Writing code is one way this responsibility is carried out, but it is far from the only one. A software steward performs many other tasks that don’t involve writing code; the following are a few examples.
- Explaining trade-offs to stakeholders when a proposed feature could undermine the software’s purpose.
- Designing system architecture while balancing factors such as cost, simplicity, reliability, and scalability.
- Reviewing code from other team members or automation tools to help ensure security, quality, consistency, and alignment with the software’s purpose.
- Collaborating with usability, accessibility, quality assurance, security, and operations teams to understand improvements that will enhance the software’s effectiveness and resilience.
- Evaluating open source libraries, frameworks, databases, etc. to determine the best long-term fit for the project.
- Reproducing production issues to identify root causes and target corrections.
- Managing technical debt strategically by helping to decide when to refactor and when to defer based upon potential business gain vs risk.
Caring for software effectively requires a deep understanding of the software itself. This mental model goes beyond what the code “says”; it must encompass why it was designed that way, how it provides both value and risk to the business, how it’s evolved over time, and how future changes will influence its purpose. Peter Naur asserted that this mental model is the real “program” that programmers rely on, and that code and documentation are merely imperfect externalizations of it.

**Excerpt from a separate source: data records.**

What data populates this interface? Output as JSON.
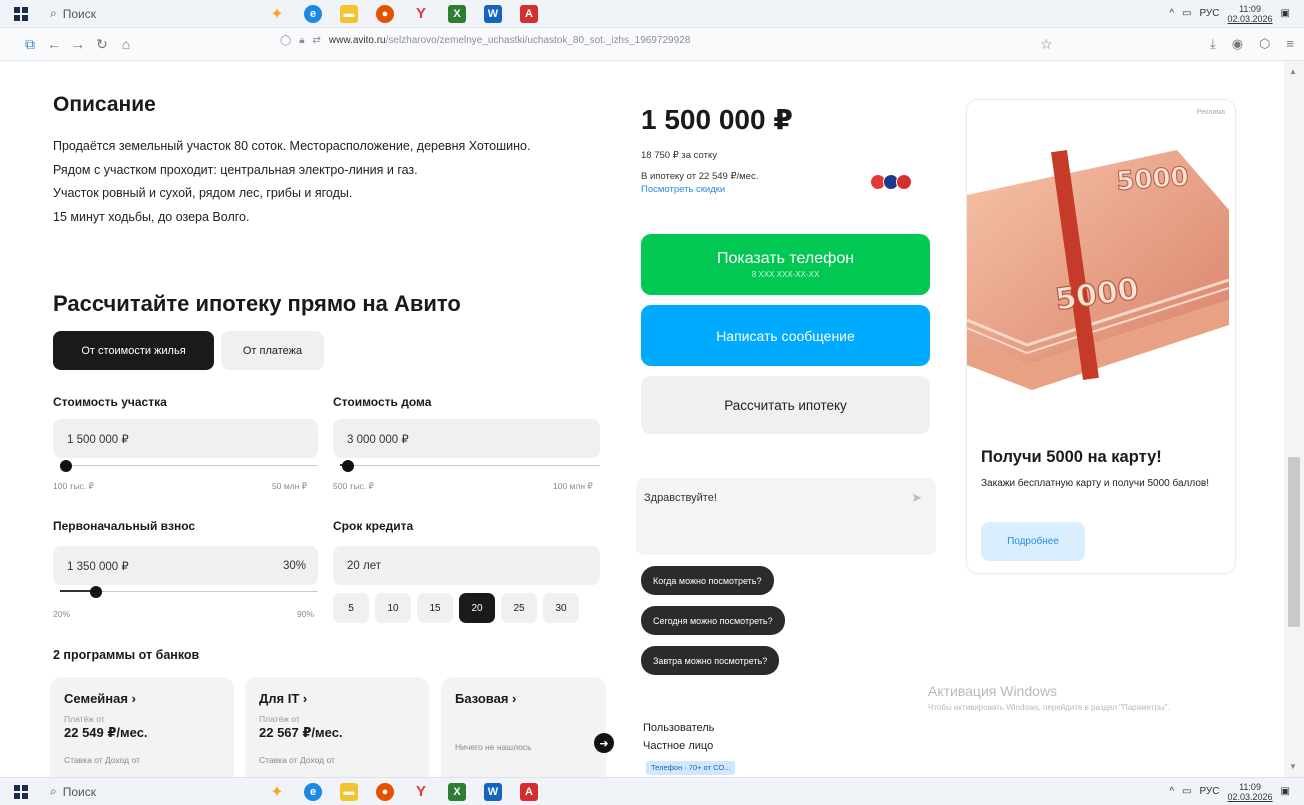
{
  "taskbar": {
    "search_label": "Поиск",
    "lang": "РУС",
    "time": "11:09",
    "date": "02.03.2026"
  },
  "browser": {
    "url_domain": "www.avito.ru",
    "url_path": "/selzharovo/zemelnye_uchastki/uchastok_80_sot._izhs_1969729928"
  },
  "description": {
    "title": "Описание",
    "lines": [
      "Продаётся земельный участок 80 соток. Месторасположение, деревня Хотошино.",
      "Рядом с участком проходит: центральная электро-линия и газ.",
      "Участок ровный и сухой, рядом лес, грибы и ягоды.",
      "15 минут ходьбы, до озера Волго."
    ]
  },
  "mortgage": {
    "title": "Рассчитайте ипотеку прямо на Авито",
    "toggle_active": "От стоимости жилья",
    "toggle_inactive": "От платежа",
    "plot_label": "Стоимость участка",
    "plot_value": "1 500 000 ₽",
    "plot_min": "100 тыс. ₽",
    "plot_max": "50 млн ₽",
    "house_label": "Стоимость дома",
    "house_value": "3 000 000 ₽",
    "house_min": "500 тыс. ₽",
    "house_max": "100 млн ₽",
    "down_label": "Первоначальный взнос",
    "down_value": "1 350 000 ₽",
    "down_pct": "30%",
    "down_min": "20%",
    "down_max": "90%",
    "term_label": "Срок кредита",
    "term_value": "20 лет",
    "term_options": [
      "5",
      "10",
      "15",
      "20",
      "25",
      "30"
    ],
    "term_selected": "20",
    "sliders": {
      "plot_level": 0.02,
      "house_level": 0.03,
      "down_level": 0.14
    },
    "programs_title": "2 программы от банков",
    "programs": [
      {
        "name": "Семейная ›",
        "label": "Платёж от",
        "value": "22 549 ₽/мес.",
        "foot": "Ставка от      Доход от"
      },
      {
        "name": "Для IT ›",
        "label": "Платёж от",
        "value": "22 567 ₽/мес.",
        "foot": "Ставка от      Доход от"
      },
      {
        "name": "Базовая ›",
        "label": "",
        "value": "",
        "foot": "Ничего не нашлось"
      }
    ]
  },
  "listing": {
    "price": "1 500 000 ₽",
    "per_unit": "18 750 ₽ за сотку",
    "mortgage_from": "В ипотеку от 22 549 ₽/мес.",
    "discount_link": "Посмотреть скидки",
    "phone_button": "Показать телефон",
    "phone_mask": "8 XXX XXX-XX-XX",
    "message_button": "Написать сообщение",
    "calc_button": "Рассчитать ипотеку",
    "chat_text": "Здравствуйте!",
    "quick_questions": [
      "Когда можно посмотреть?",
      "Сегодня можно посмотреть?",
      "Завтра можно посмотреть?"
    ],
    "seller_name": "Пользователь",
    "seller_type": "Частное лицо",
    "seller_badge": "Телефон · 70+ от СО..."
  },
  "ad": {
    "tag": "Реклама",
    "heading": "Получи 5000 на карту!",
    "text": "Закажи бесплатную карту и получи 5000 баллов!",
    "button": "Подробнее"
  },
  "watermark": {
    "title": "Активация Windows",
    "text": "Чтобы активировать Windows, перейдите в раздел \"Параметры\"."
  },
  "colors": {
    "green": "#00c853",
    "blue": "#00aaff",
    "link": "#2a8ae0"
  }
}
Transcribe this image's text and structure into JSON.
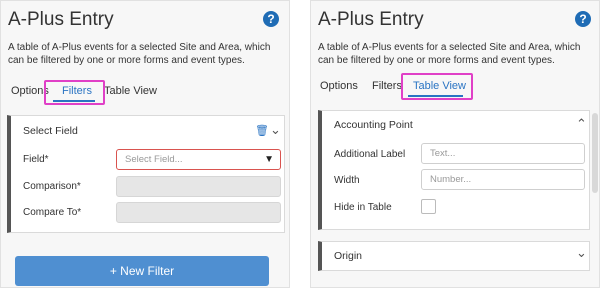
{
  "left": {
    "title": "A-Plus Entry",
    "help_icon": "?",
    "description": "A table of A-Plus events for a selected Site and Area, which can be filtered by one or more forms and event types.",
    "tabs": [
      "Options",
      "Filters",
      "Table View"
    ],
    "active_tab": "Filters",
    "card": {
      "header": "Select Field",
      "fields": [
        {
          "label": "Field*",
          "placeholder": "Select Field..."
        },
        {
          "label": "Comparison*",
          "placeholder": ""
        },
        {
          "label": "Compare To*",
          "placeholder": ""
        }
      ]
    },
    "new_filter_label": "+ New Filter"
  },
  "right": {
    "title": "A-Plus Entry",
    "help_icon": "?",
    "description": "A table of A-Plus events for a selected Site and Area, which can be filtered by one or more forms and event types.",
    "tabs": [
      "Options",
      "Filters",
      "Table View"
    ],
    "active_tab": "Table View",
    "card": {
      "header": "Accounting Point",
      "fields": [
        {
          "label": "Additional Label",
          "placeholder": "Text..."
        },
        {
          "label": "Width",
          "placeholder": "Number..."
        },
        {
          "label": "Hide in Table",
          "checked": false
        }
      ]
    },
    "card2_header": "Origin"
  },
  "colors": {
    "accent": "#2a74c3",
    "highlight": "#e040c7",
    "button": "#4f8fd1"
  },
  "icons": {
    "help": "help-circle-icon",
    "trash": "trash-icon",
    "chevron_up": "chevron-up-icon",
    "chevron_down": "chevron-down-icon"
  }
}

Open-source software has redefined the software industry by dramatically reducing the amount of code developers need to write. While this has fueled tremendous growth in the overall software market, it hasn’t significantly reduced the need for developers at the project level, because writing software is only one aspect of caring for it. The overall result has been a substantial increase in the demand for software developers.
I believe the same will happen with GenAI. It will enable smaller technical teams to build complex systems more quickly, and unlike open source, it will allow non-technical teams to create software on their own, lowering the barrier to entry even further and accelerate software market growth. But these new systems will not stay new forever. They will gain users, stakeholders, business value, business risk, technical debt, and evolve. These systems will need to be cared for, and that care extends beyond the limitations of simply writing code or reasoning about it only from a textual context. This is a responsibility that, I believe at least for now, will remain distinctly human.